For liquidity staking users holding derivatives like milkTIA, the options are clearer. Since the protocol has stopped functions, your positions are in the process of automatic unstaking. You can choose to wait until the full unbonding period (depending on underlying chain rules) ends, at which point you will receive back the original assets like TIA, INIT. The team also promises to establish centralized liquidity pools on Osmosis and other DEXs to help smooth out redemption price impacts. Alternatively, if you prefer not to wait, you can immediately sell your LST on the market, though this may involve a discount due to market anticipation of redemption pressure.

For users involved in re-staking and liquidity mining, the situation is relatively simple. Re-staking positions without lock-up periods can be unbound and withdrawn immediately via the protocol interface, transferring assets back to personal wallets. For those providing liquidity on Osmosis or similar platforms, the pools are expected to continue running for some time; you should withdraw liquidity promptly and revert assets to single tokens for subsequent handling. Throughout, always consult official channels (official website, GitHub) for updates, and beware of third-party links or services claiming to “speed up processing” or “assist with claims” to avoid scams.

Industry reflections after MilkyWay’s collapse: three lessons for projects, investors, and ecosystems

MilkyWay Protocol’s failure, though an individual event, acts like a mirror reflecting certain structural challenges in current DeFi and the broader crypto startup scene. Its experience offers at least three valuable lessons for builders, investors, and the community.

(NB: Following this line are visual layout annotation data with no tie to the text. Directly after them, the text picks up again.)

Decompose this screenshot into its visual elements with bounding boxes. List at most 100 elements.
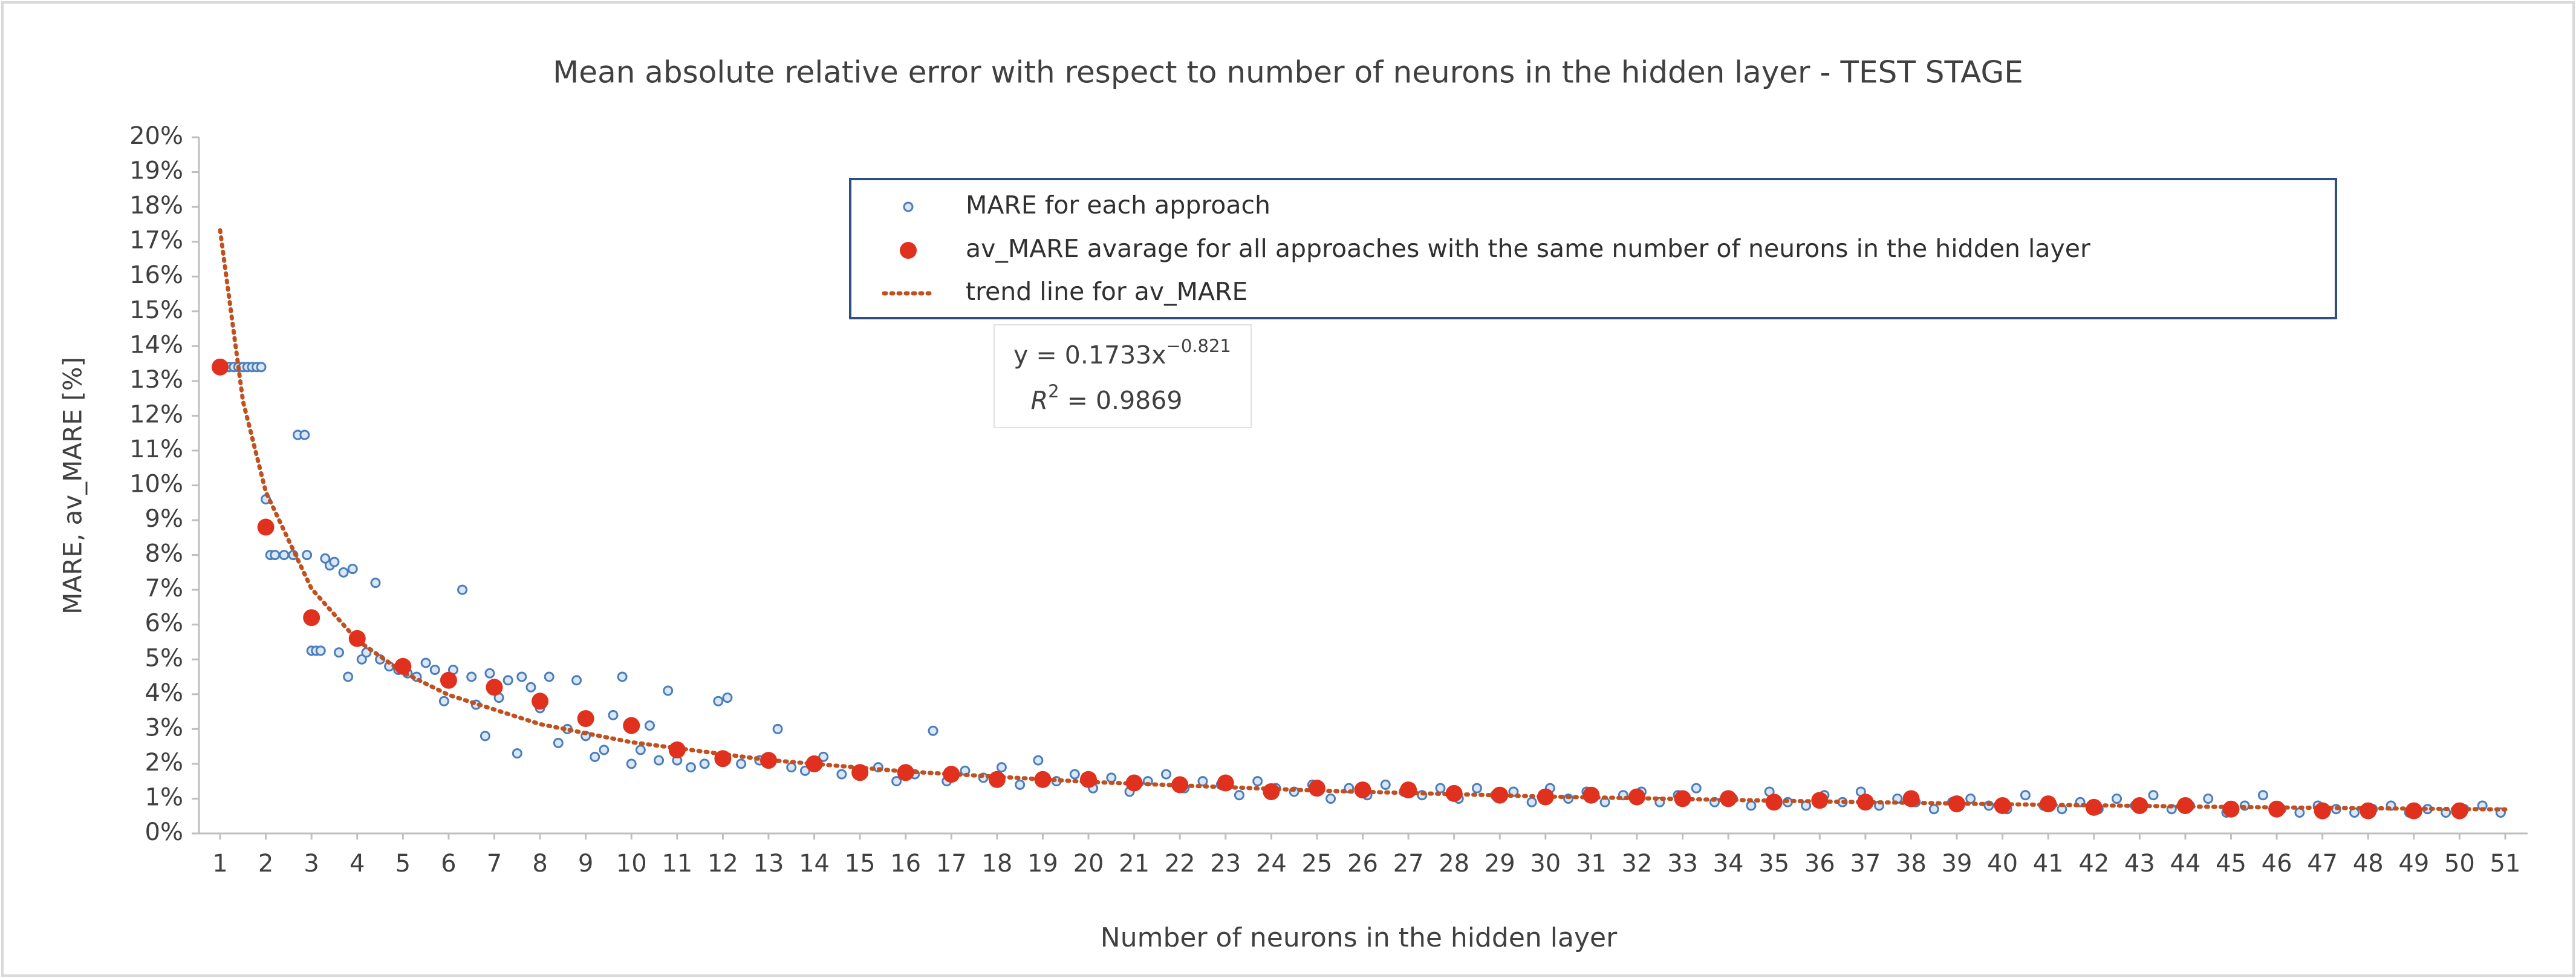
av-mare-point [1491, 786, 1509, 804]
mare-point [516, 671, 527, 682]
x-tick-label: 3 [304, 850, 319, 878]
legend-symbol [903, 201, 914, 212]
mare-point [996, 762, 1007, 773]
mare-point [1033, 755, 1044, 766]
mare-point [799, 765, 810, 776]
x-tick-label: 27 [1393, 850, 1424, 878]
legend-symbol [900, 242, 917, 259]
x-tick-label: 19 [1027, 850, 1058, 878]
y-tick-label: 1% [145, 783, 183, 811]
av-mare-point [1445, 784, 1463, 802]
mare-point [1928, 804, 1939, 815]
mare-point [1197, 776, 1208, 787]
mare-point [370, 578, 381, 588]
y-tick-label: 4% [145, 679, 183, 707]
x-tick-label: 5 [395, 850, 411, 878]
av-mare-point [1856, 794, 1874, 811]
equation-base: y = 0.1733x [1013, 341, 1166, 370]
y-tick-label: 10% [129, 471, 183, 498]
x-tick-label: 48 [2353, 850, 2384, 878]
mare-point [786, 762, 797, 773]
av-mare-point [988, 771, 1006, 788]
mare-point [891, 776, 902, 787]
mare-point [2203, 793, 2214, 804]
equation-box [994, 324, 1252, 428]
mare-point [722, 693, 733, 703]
av-mare-point [2176, 797, 2194, 814]
x-tick-label: 14 [799, 850, 830, 878]
av-mare-point [623, 717, 640, 734]
y-tick-label: 11% [129, 435, 183, 463]
mare-point [644, 720, 655, 731]
av-mare-point [851, 764, 869, 781]
mare-point [343, 671, 354, 682]
mare-point [599, 745, 610, 755]
mare-point [685, 762, 696, 773]
x-tick-label: 31 [1576, 850, 1607, 878]
x-tick-label: 9 [578, 850, 593, 878]
x-tick-label: 37 [1850, 850, 1881, 878]
av-mare-point [943, 766, 960, 783]
y-tick-label: 8% [145, 540, 183, 568]
legend-box [849, 178, 2337, 319]
mare-point [1325, 793, 1336, 804]
x-tick-label: 15 [845, 850, 876, 878]
mare-point [654, 755, 665, 766]
av-mare-point [1400, 781, 1417, 799]
mare-point [635, 745, 646, 755]
r2-exponent: 2 [1048, 381, 1059, 402]
y-tick-label: 19% [129, 157, 183, 185]
trend-equation: y = 0.1733x−0.821 [1013, 336, 1231, 370]
av-mare-point [2085, 798, 2103, 816]
av-mare-point [1994, 797, 2011, 814]
y-tick-label: 6% [145, 610, 183, 637]
x-tick-label: 25 [1301, 850, 1332, 878]
mare-point [315, 645, 326, 656]
mare-point [299, 429, 310, 440]
legend-label: trend line for av_MARE [966, 277, 1247, 306]
x-tick-label: 39 [1942, 850, 1973, 878]
mare-point [772, 723, 783, 734]
mare-point [1526, 797, 1537, 807]
x-tick-label: 16 [890, 850, 921, 878]
mare-point [590, 751, 600, 762]
y-tick-label: 20% [129, 122, 183, 150]
mare-point [320, 553, 331, 564]
x-tick-label: 34 [1713, 850, 1744, 878]
av-mare-point [577, 710, 594, 728]
x-tick-label: 28 [1439, 850, 1469, 878]
av-mare-point [1902, 790, 1920, 807]
y-tick-label: 17% [129, 227, 183, 255]
x-tick-label: 7 [487, 850, 502, 878]
mare-point [279, 550, 290, 561]
av-mare-point [2222, 800, 2240, 818]
x-tick-label: 18 [981, 850, 1012, 878]
mare-point [480, 731, 490, 742]
r2-symbol: R [1031, 386, 1049, 415]
y-tick-label: 18% [129, 192, 183, 220]
x-tick-label: 1 [212, 850, 227, 878]
mare-point [626, 758, 637, 769]
mare-point [256, 362, 267, 373]
mare-point [525, 682, 536, 693]
mare-point [1965, 793, 1976, 804]
mare-point [736, 758, 747, 769]
x-tick-label: 47 [2307, 850, 2338, 878]
x-tick-label: 17 [936, 850, 967, 878]
x-tick-label: 12 [707, 850, 738, 878]
x-tick-label: 8 [532, 850, 547, 878]
x-tick-label: 11 [662, 850, 692, 878]
mare-point [1161, 769, 1172, 780]
mare-point [270, 550, 281, 561]
mare-point [1069, 769, 1080, 780]
av-mare-point [1674, 790, 1691, 807]
mare-point [438, 696, 449, 706]
mare-point [420, 657, 431, 668]
av-mare-point [759, 752, 777, 769]
av-mare-point [1582, 786, 1600, 804]
mare-point [713, 696, 724, 706]
r2-value: = 0.9869 [1059, 386, 1183, 415]
x-tick-label: 35 [1758, 850, 1789, 878]
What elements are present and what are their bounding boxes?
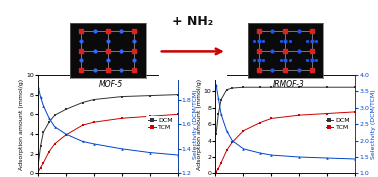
Text: + NH₂: + NH₂ [172, 15, 213, 28]
Legend: DCM, TCM: DCM, TCM [146, 116, 175, 132]
Text: MOF-5: MOF-5 [98, 80, 122, 89]
Y-axis label: Selectivity (DCM/TCM): Selectivity (DCM/TCM) [193, 89, 198, 159]
Y-axis label: Adsorption amount (mmol/g): Adsorption amount (mmol/g) [197, 79, 202, 170]
Text: IRMOF-3: IRMOF-3 [272, 80, 304, 89]
Legend: DCM, TCM: DCM, TCM [324, 116, 352, 132]
Y-axis label: Selectivity (DCM/TCM): Selectivity (DCM/TCM) [371, 89, 376, 159]
Y-axis label: Adsorption amount (mmol/g): Adsorption amount (mmol/g) [20, 79, 25, 170]
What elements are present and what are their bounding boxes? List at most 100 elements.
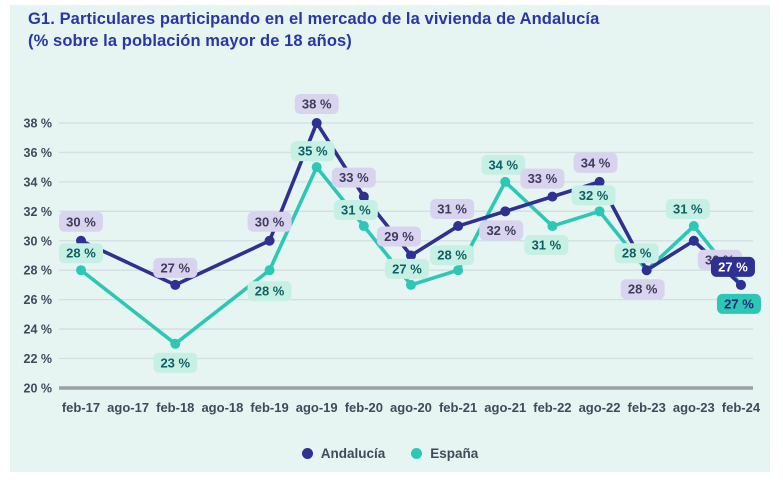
data-point-espana-ago-21 — [500, 176, 511, 187]
x-axis-tick-label: ago-21 — [484, 400, 526, 415]
legend-label-espana: España — [430, 446, 479, 461]
data-label-pill — [59, 243, 103, 264]
data-label-pill — [430, 199, 475, 220]
x-axis-tick-label: ago-23 — [673, 400, 715, 415]
data-point-espana-ago-20 — [405, 279, 416, 290]
data-label-pill — [59, 211, 103, 232]
chart-title: G1. Particulares participando en el merc… — [28, 8, 599, 52]
data-label-value: 23 % — [160, 355, 190, 370]
y-axis-tick-label: 28 % — [24, 264, 53, 278]
data-label-pill — [620, 279, 665, 300]
chart-title-line1: G1. Particulares participando en el merc… — [28, 10, 600, 28]
data-label-value: 30 % — [66, 214, 96, 229]
legend-label-andalucia: Andalucía — [320, 446, 386, 461]
data-label-pill — [481, 154, 526, 175]
data-label-value: 33 % — [528, 171, 558, 186]
data-label-value: 35 % — [298, 144, 328, 159]
data-point-espana-feb-22 — [547, 221, 558, 232]
data-label-pill — [524, 235, 569, 256]
data-point-andalucia-feb-24 — [735, 279, 746, 290]
data-point-espana-feb-21 — [453, 265, 464, 276]
data-point-andalucia-ago-22 — [594, 176, 605, 187]
data-point-andalucia-feb-19 — [264, 235, 275, 246]
x-axis-tick-label: feb-23 — [628, 400, 666, 415]
espana-series-dot-icon — [411, 448, 423, 459]
x-axis-tick-label: ago-20 — [390, 400, 432, 415]
x-axis-tick-label: feb-19 — [250, 400, 288, 415]
data-label-value: 28 % — [66, 246, 96, 261]
x-axis-tick-label: feb-20 — [345, 400, 383, 415]
x-axis-tick-label: feb-24 — [722, 400, 761, 415]
y-axis-tick-label: 32 % — [24, 205, 53, 219]
data-label-value: 27 % — [718, 259, 748, 274]
x-axis-tick-label: feb-21 — [439, 400, 477, 415]
legend-item-andalucia: Andalucía — [301, 446, 386, 461]
data-label-pill — [665, 199, 710, 220]
data-label-pill — [710, 256, 755, 277]
chart-legend: Andalucía España — [10, 446, 770, 461]
x-axis-tick-label: ago-22 — [579, 400, 621, 415]
data-label-value: 34 % — [581, 155, 611, 170]
data-label-value: 29 % — [384, 229, 414, 244]
data-label-pill — [479, 220, 524, 241]
data-point-andalucia-ago-20 — [405, 250, 416, 261]
data-label-pill — [384, 258, 429, 279]
data-label-value: 30 % — [255, 214, 285, 229]
data-label-pill — [247, 281, 292, 302]
line-chart: 38 % 36 % 34 % 32 % 30 % 28 % 26 % 24 % 22 % 20 %… — [24, 94, 761, 415]
data-label-pill — [290, 141, 335, 162]
data-point-espana-feb-17 — [76, 265, 86, 276]
data-label-pill — [247, 211, 292, 232]
data-label-pill — [571, 185, 616, 206]
data-label-value: 33 % — [339, 170, 369, 185]
data-label-value: 28 % — [255, 284, 285, 299]
data-label-value: 31 % — [341, 203, 371, 218]
data-label-value: 31 % — [437, 202, 467, 217]
data-point-andalucia-feb-23 — [641, 265, 652, 276]
data-label-pill — [573, 152, 618, 173]
data-point-andalucia-feb-22 — [547, 191, 558, 202]
data-label-value: 38 % — [302, 97, 332, 112]
data-label-value: 34 % — [488, 157, 518, 172]
data-label-pill — [520, 168, 565, 189]
y-axis-tick-label: 30 % — [24, 234, 53, 248]
data-label-pill — [716, 293, 761, 314]
y-axis-tick-label: 24 % — [24, 323, 53, 337]
data-point-andalucia-ago-21 — [500, 206, 511, 217]
data-label-value: 28 % — [437, 248, 467, 263]
x-axis-tick-label: ago-19 — [296, 400, 338, 415]
data-point-andalucia-feb-21 — [453, 221, 464, 232]
y-axis-tick-label: 36 % — [24, 146, 53, 160]
data-point-andalucia-ago-19 — [311, 118, 322, 128]
legend-item-espana: España — [411, 446, 478, 461]
data-point-espana-feb-20 — [358, 221, 369, 232]
x-axis-tick-label: feb-22 — [533, 400, 571, 415]
x-axis-tick-label: ago-17 — [107, 400, 149, 415]
data-point-espana-ago-19 — [311, 162, 322, 173]
y-axis-tick-label: 38 % — [24, 117, 53, 131]
data-label-pill — [153, 352, 198, 373]
y-axis-tick-label: 26 % — [24, 293, 53, 307]
y-axis-tick-label: 34 % — [24, 175, 53, 189]
y-axis-tick-label: 20 % — [24, 381, 53, 395]
data-point-espana-ago-22 — [594, 206, 605, 217]
data-label-value: 31 % — [673, 202, 703, 217]
data-label-value: 32 % — [486, 223, 516, 238]
data-label-value: 27 % — [392, 261, 422, 276]
data-label-pill — [294, 94, 339, 114]
chart-title-line2: (% sobre la población mayor de 18 años) — [28, 32, 352, 50]
data-label-pill — [153, 257, 198, 278]
data-label-value: 31 % — [532, 238, 562, 253]
x-axis-tick-label: feb-18 — [156, 400, 194, 415]
data-point-andalucia-ago-23 — [688, 235, 699, 246]
data-label-value: 27 % — [724, 296, 754, 311]
data-label-pill — [331, 167, 376, 188]
y-axis-tick-label: 22 % — [24, 352, 53, 366]
data-point-espana-feb-18 — [170, 338, 181, 349]
data-point-espana-ago-23 — [688, 221, 699, 232]
data-label-value: 28 % — [628, 282, 658, 297]
data-label-value: 32 % — [579, 188, 609, 203]
data-label-pill — [430, 245, 475, 266]
data-label-pill — [333, 200, 378, 221]
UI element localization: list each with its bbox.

First, technical robustness does not guarantee business success; timing and sustainable demand are crucial. MilkyWay’s team excelled technically: they were the first LST in Celestia, reached top TVL, expanded cross-chain, and developed a re-staking system that passed audits. Yet, all these technical achievements did not translate into long-term commercial success. The core reason was reliance on “anticipated demand,” which proved to be an illusion. This warns entrepreneurs: before investing heavily in technology, validate market needs with smaller, flexible experiments. In sectors relying on ecosystem development, “building the highway for future demand” is a high-risk strategy.

Second, chasing hot trends is a double-edged sword that can drain innovation teams’ resources. From LST to re-staking, RWA, and finally to real-world payment cards, MilkyWay’s exploration trajectory mirrors DeFi hot topics over the past two years. The team showed strong learning and adaptation, which is commendable. But frequent, fundamental sector shifts also consume the team’s most valuable resources: time, focus, and limited funds. When each new story demands market cultivation while market patience and cash flow rapidly diminish, tragedy ensues. This reminds entrepreneurs to balance embracing change with maintaining core strengths and finding stable footholds, avoiding losing direction in the wave of trends.

Third, responsible failure is a necessary step toward industry maturity. Despite the unfortunate ending, MilkyWay’s transparent and responsible approach to closure—detailed reasons, clear exit plans, fee refunds, token destruction, and open data—maximized user protection and community trust. Many projects in crypto history have suffered from project teams fleeing with funds or neglecting users. MilkyWay’s responsible exit demonstrates that even in failure, a project can end with dignity and accountability. Cultivating this culture is vital for attracting broader traditional users and capital into crypto. Its graceful exit, while taking a product away, may leave a valuable legacy on “how to end well.”